Quand elle n'est pas avec Connell, Marianne expérimente aussi son désir de soumission, le bondage, le sadomasochisme. Seulement rien ne se passe comme elle l'aurait souhaité. Evidemment, ce ne sont pas ses préférences sexuelles qui sont critiquées par l'autrice, mais le comportement violent et ravageur de ses partenaires, que Marianne tolère malgré elle. Avec Connell, elle semble trouver, comme lui, un plaisir libérateur, une intimité qui se ressent au-delà de l'écran. On pense à la scène de la voiture en bord de mer, à leur torride réunion à la fac... "L'une des choses dont je suis le plus fière est ce sentiment d'égalité entre Paul et moi", affirme Daisy Edgar-Jones. Et c'est cette confiance qui rend les séquences d'autant plus excitantes.
Paul Mescal, qui interprète le personnage principal, considère d'ailleurs que le succès de ces images relève davantage de l'échange entre les deux amants que de l'acte en lui-même. "Je ne pense pas que [Normal People] s'intéresse au sexe", lance-t-il. "Je pense que l'histoire s'intéresse à ce qui se passe entre ces deux personnages qui font l'amour à ce moment-là.
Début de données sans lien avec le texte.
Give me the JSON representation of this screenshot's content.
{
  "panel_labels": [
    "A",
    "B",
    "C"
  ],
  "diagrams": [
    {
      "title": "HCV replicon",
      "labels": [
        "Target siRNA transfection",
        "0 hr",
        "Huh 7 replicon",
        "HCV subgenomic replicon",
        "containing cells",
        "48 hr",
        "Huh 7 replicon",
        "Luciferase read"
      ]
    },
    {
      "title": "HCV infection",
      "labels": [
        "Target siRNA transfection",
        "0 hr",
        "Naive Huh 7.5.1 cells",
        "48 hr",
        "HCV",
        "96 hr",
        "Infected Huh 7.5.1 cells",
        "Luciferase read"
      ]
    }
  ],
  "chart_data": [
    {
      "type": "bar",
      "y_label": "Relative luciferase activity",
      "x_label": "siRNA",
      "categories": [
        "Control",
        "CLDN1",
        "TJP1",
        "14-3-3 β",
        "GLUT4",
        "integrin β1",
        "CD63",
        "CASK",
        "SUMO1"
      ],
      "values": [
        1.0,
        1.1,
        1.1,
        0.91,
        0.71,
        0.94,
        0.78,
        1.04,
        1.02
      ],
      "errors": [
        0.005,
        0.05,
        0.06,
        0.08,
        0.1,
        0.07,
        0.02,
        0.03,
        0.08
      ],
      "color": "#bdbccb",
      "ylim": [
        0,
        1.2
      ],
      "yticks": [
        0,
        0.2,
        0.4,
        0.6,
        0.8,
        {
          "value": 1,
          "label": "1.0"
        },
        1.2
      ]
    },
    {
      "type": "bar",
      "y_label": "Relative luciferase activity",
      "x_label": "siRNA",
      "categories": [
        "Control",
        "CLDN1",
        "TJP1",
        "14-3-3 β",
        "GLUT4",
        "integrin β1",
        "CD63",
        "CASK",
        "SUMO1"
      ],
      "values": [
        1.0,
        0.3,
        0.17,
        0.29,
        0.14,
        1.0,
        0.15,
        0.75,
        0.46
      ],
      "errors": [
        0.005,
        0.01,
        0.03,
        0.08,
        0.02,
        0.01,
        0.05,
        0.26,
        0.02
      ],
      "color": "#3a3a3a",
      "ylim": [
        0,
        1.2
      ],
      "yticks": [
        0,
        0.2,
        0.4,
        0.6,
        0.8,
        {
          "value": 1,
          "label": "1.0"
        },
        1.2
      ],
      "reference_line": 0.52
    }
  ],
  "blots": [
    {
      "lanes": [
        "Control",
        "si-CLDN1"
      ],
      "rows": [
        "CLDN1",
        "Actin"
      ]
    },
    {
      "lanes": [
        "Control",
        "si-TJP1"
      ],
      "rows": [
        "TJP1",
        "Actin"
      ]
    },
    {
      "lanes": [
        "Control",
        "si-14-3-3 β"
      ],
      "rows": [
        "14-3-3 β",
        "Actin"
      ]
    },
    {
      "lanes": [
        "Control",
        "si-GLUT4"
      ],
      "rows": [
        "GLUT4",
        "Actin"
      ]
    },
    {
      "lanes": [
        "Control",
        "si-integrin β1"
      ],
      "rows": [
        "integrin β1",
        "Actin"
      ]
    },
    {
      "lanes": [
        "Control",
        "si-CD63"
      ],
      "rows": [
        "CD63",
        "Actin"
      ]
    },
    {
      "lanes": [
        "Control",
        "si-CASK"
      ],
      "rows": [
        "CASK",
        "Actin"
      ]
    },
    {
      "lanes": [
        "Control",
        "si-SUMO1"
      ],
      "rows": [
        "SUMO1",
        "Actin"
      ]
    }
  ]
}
C'est ce qui est si beau chez eux."
Il revient sur la scène de leur première fois : "Ce qui est important, c'est à quel point ils sont plein d'amour l'un pour l'autre, et à quel point Connell est prudent avec son pouvoir à ce moment-là - à quel point il est généreux et patient, et juste attentif."
Finalement, les scènes de sexe y sont essentielles puisqu'elles y sont comme dans la vie : maladroites, intenses, précieuses, trop rapides, trop lentes ou désorganisées. Elles font partie de notre quotidien, instaurent un sentiment de complicité jouissif. Mais n'incarnent pas forcément le ciment des relations qui nous construisent. Ni un but en soi dans le scénario. Seulement une chose est sûre, elles ont de quoi inspirer plus d'un·e scénariste.